In einer Telefonkonferenz mit sämtlichen Entscheidungsträgern soll heute Nachmittag die mittelfristige Zukunft des türkischen Fußballs geklärt werden. Im Raum steht dabei auch ein Umzug nach Katar, wo die letzten acht Süper Lig-Spieltage als Testlauf für die WM 2022 stattfinden könnten. 

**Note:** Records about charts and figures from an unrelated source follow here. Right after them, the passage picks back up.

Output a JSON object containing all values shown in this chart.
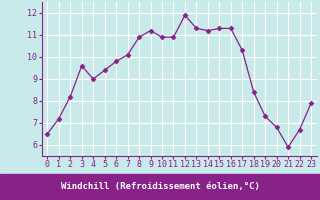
{
  "x": [
    0,
    1,
    2,
    3,
    4,
    5,
    6,
    7,
    8,
    9,
    10,
    11,
    12,
    13,
    14,
    15,
    16,
    17,
    18,
    19,
    20,
    21,
    22,
    23
  ],
  "y": [
    6.5,
    7.2,
    8.2,
    9.6,
    9.0,
    9.4,
    9.8,
    10.1,
    10.9,
    11.2,
    10.9,
    10.9,
    11.9,
    11.3,
    11.2,
    11.3,
    11.3,
    10.3,
    8.4,
    7.3,
    6.8,
    5.9,
    6.7,
    7.9
  ],
  "line_color": "#882288",
  "marker": "D",
  "marker_size": 2.5,
  "bg_color": "#c8eaea",
  "grid_color": "#ffffff",
  "xlabel": "Windchill (Refroidissement éolien,°C)",
  "xlim": [
    -0.5,
    23.5
  ],
  "ylim": [
    5.5,
    12.5
  ],
  "yticks": [
    6,
    7,
    8,
    9,
    10,
    11,
    12
  ],
  "xticks": [
    0,
    1,
    2,
    3,
    4,
    5,
    6,
    7,
    8,
    9,
    10,
    11,
    12,
    13,
    14,
    15,
    16,
    17,
    18,
    19,
    20,
    21,
    22,
    23
  ],
  "xlabel_fontsize": 6.5,
  "tick_fontsize": 6.0,
  "label_color": "#882288",
  "spine_color": "#882288",
  "xlabel_bg": "#882288",
  "xlabel_text_color": "#ffffff"
}
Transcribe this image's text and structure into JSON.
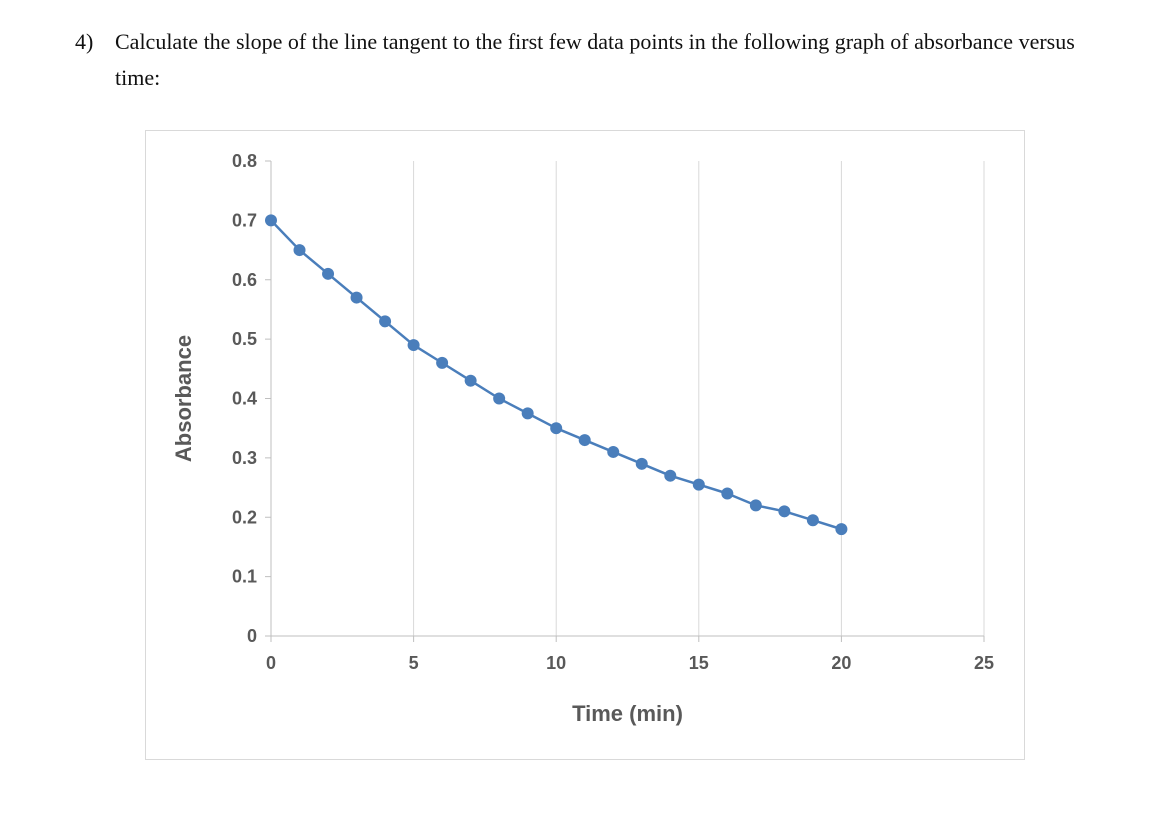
{
  "question": {
    "number": "4)",
    "text": "Calculate the slope of the line tangent to the first few data points in the following graph of absorbance versus time:"
  },
  "chart_data": {
    "type": "line",
    "title": "",
    "xlabel": "Time (min)",
    "ylabel": "Absorbance",
    "x": [
      0,
      1,
      2,
      3,
      4,
      5,
      6,
      7,
      8,
      9,
      10,
      11,
      12,
      13,
      14,
      15,
      16,
      17,
      18,
      19,
      20
    ],
    "y": [
      0.7,
      0.65,
      0.61,
      0.57,
      0.53,
      0.49,
      0.46,
      0.43,
      0.4,
      0.375,
      0.35,
      0.33,
      0.31,
      0.29,
      0.27,
      0.255,
      0.24,
      0.22,
      0.21,
      0.195,
      0.18
    ],
    "x_ticks": [
      0,
      5,
      10,
      15,
      20,
      25
    ],
    "y_ticks": [
      0,
      0.1,
      0.2,
      0.3,
      0.4,
      0.5,
      0.6,
      0.7,
      0.8
    ],
    "xlim": [
      0,
      25
    ],
    "ylim": [
      0,
      0.8
    ],
    "grid": {
      "vertical": true,
      "horizontal": false
    },
    "legend": "none",
    "marker": "circle",
    "colors": {
      "line": "#4A7EBB",
      "marker": "#4A7EBB",
      "axis_text": "#595959",
      "gridline": "#D9D9D9",
      "axis_line": "#BFBFBF"
    }
  }
}
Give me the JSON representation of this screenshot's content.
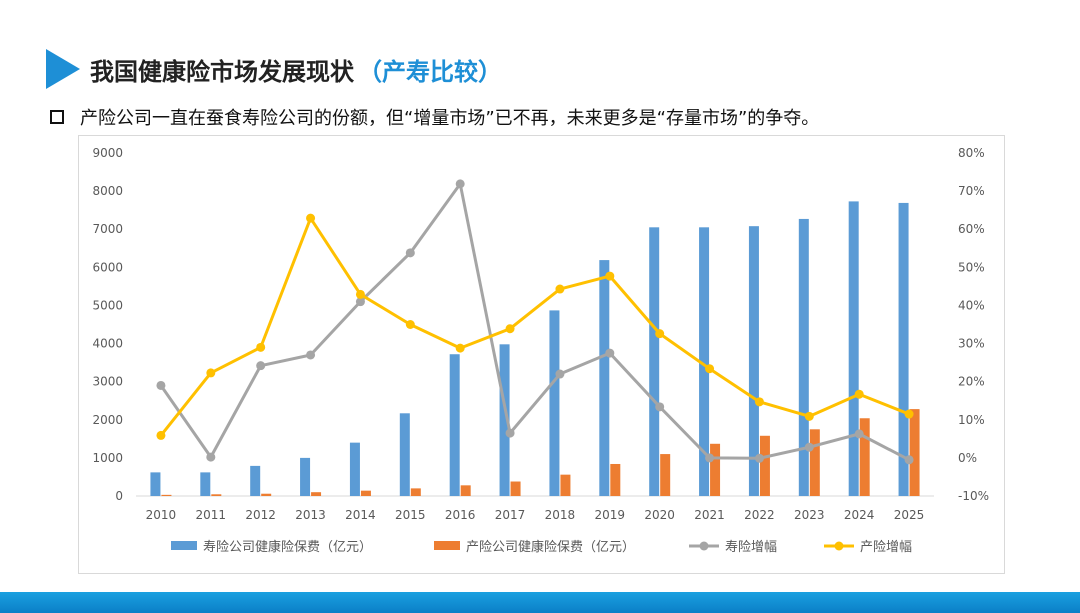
{
  "header": {
    "title": "我国健康险市场发展现状",
    "title_paren": "（产寿比较）",
    "bullet": "产险公司一直在蚕食寿险公司的份额，但“增量市场”已不再，未来更多是“存量市场”的争夺。"
  },
  "colors": {
    "accent": "#1e8fd6",
    "life_bar": "#5b9bd5",
    "pc_bar": "#ed7d31",
    "life_growth": "#a5a5a5",
    "pc_growth": "#ffc000"
  },
  "chart_data": {
    "type": "bar",
    "categories": [
      "2010",
      "2011",
      "2012",
      "2013",
      "2014",
      "2015",
      "2016",
      "2017",
      "2018",
      "2019",
      "2020",
      "2021",
      "2022",
      "2023",
      "2024",
      "2025"
    ],
    "y_left": {
      "min": 0,
      "max": 9000,
      "ticks": [
        "0",
        "1000",
        "2000",
        "3000",
        "4000",
        "5000",
        "6000",
        "7000",
        "8000",
        "9000"
      ]
    },
    "y_right": {
      "min": -0.1,
      "max": 0.8,
      "ticks": [
        "-10%",
        "0%",
        "10%",
        "20%",
        "30%",
        "40%",
        "50%",
        "60%",
        "70%",
        "80%"
      ]
    },
    "grid": false,
    "legend_position": "bottom",
    "series": [
      {
        "name": "寿险公司健康险保费（亿元）",
        "kind": "bar",
        "axis": "left",
        "values": [
          620,
          620,
          790,
          1000,
          1400,
          2170,
          3720,
          3980,
          4870,
          6190,
          7050,
          7050,
          7080,
          7270,
          7730,
          7690
        ]
      },
      {
        "name": "产险公司健康险保费（亿元）",
        "kind": "bar",
        "axis": "left",
        "values": [
          30,
          45,
          60,
          100,
          140,
          200,
          280,
          380,
          560,
          840,
          1100,
          1370,
          1580,
          1750,
          2040,
          2280
        ]
      },
      {
        "name": "寿险增幅",
        "kind": "line",
        "axis": "right",
        "values": [
          0.19,
          0.002,
          0.242,
          0.27,
          0.41,
          0.538,
          0.719,
          0.065,
          0.22,
          0.275,
          0.134,
          0.0,
          -0.001,
          0.028,
          0.063,
          -0.005
        ]
      },
      {
        "name": "产险增幅",
        "kind": "line",
        "axis": "right",
        "values": [
          0.059,
          0.223,
          0.29,
          0.629,
          0.429,
          0.35,
          0.288,
          0.339,
          0.443,
          0.477,
          0.326,
          0.234,
          0.147,
          0.109,
          0.167,
          0.115
        ]
      }
    ]
  }
}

Am Freitagmittag um 14 Uhr beraten sich Türkeis Sportminister Mehmet Muharrem Kasapoğlu und TFF-Boss Nihat Özdemir zusammen mit Mehmet Sepil, Vorstand der Klub-Vereinigung sowie den Klub-Vorsitzenden der 18 Süper Lig-Teams in einem gesonderten Krisengespräch via Telefonkonferenz. Auf Basis der gestern getroffenen Entscheidungen des UEFA-Exekutivkomitees und unter Rücksicht der Empfehlungen des türkischen WHO-Abgesandten, Pr. Dr. Alpay Azap, soll dann erörtert werden, wann und wie die aktuelle Saison der Süper Lig zu Ende gespielt werden kann. Alpay Azap erklärte bereits am Donnerstag: "Es ist durchaus möglich, die Liga im Juni wieder zu starten." Vorher sei die Lage in der Türkei, wo es mittlerweile weit über 100.000 Infizierte gibt, nicht bereit für eine Wiederaufnahme des Spielbetriebs. Ein Start im Juni würde den von der UEFA angepeilten Terminrahmen, die nationalen Ligen aller spätestens bis Anfang August zu beenden, wohl umsetzen können.

Für die Fortsetzung des Spielbetriebs muss der türkische Fußballverband allerdings ein ähnlich umfassendes Hygiene- und Schutzkonzept ausarbeiten und vorlegen, wie es beispielsweise die Bundesliga durch die DFL umgesetzt hat. Zudem ist die Corona-Situation in der Türkei noch wesentlich dynamischer als in Deutschland. Derzeit wird nicht davon ausgegangen, dass Fußballspieler in den kommenden vier Wochen wieder außerhalb ihrer Räumlichkeiten trainieren können.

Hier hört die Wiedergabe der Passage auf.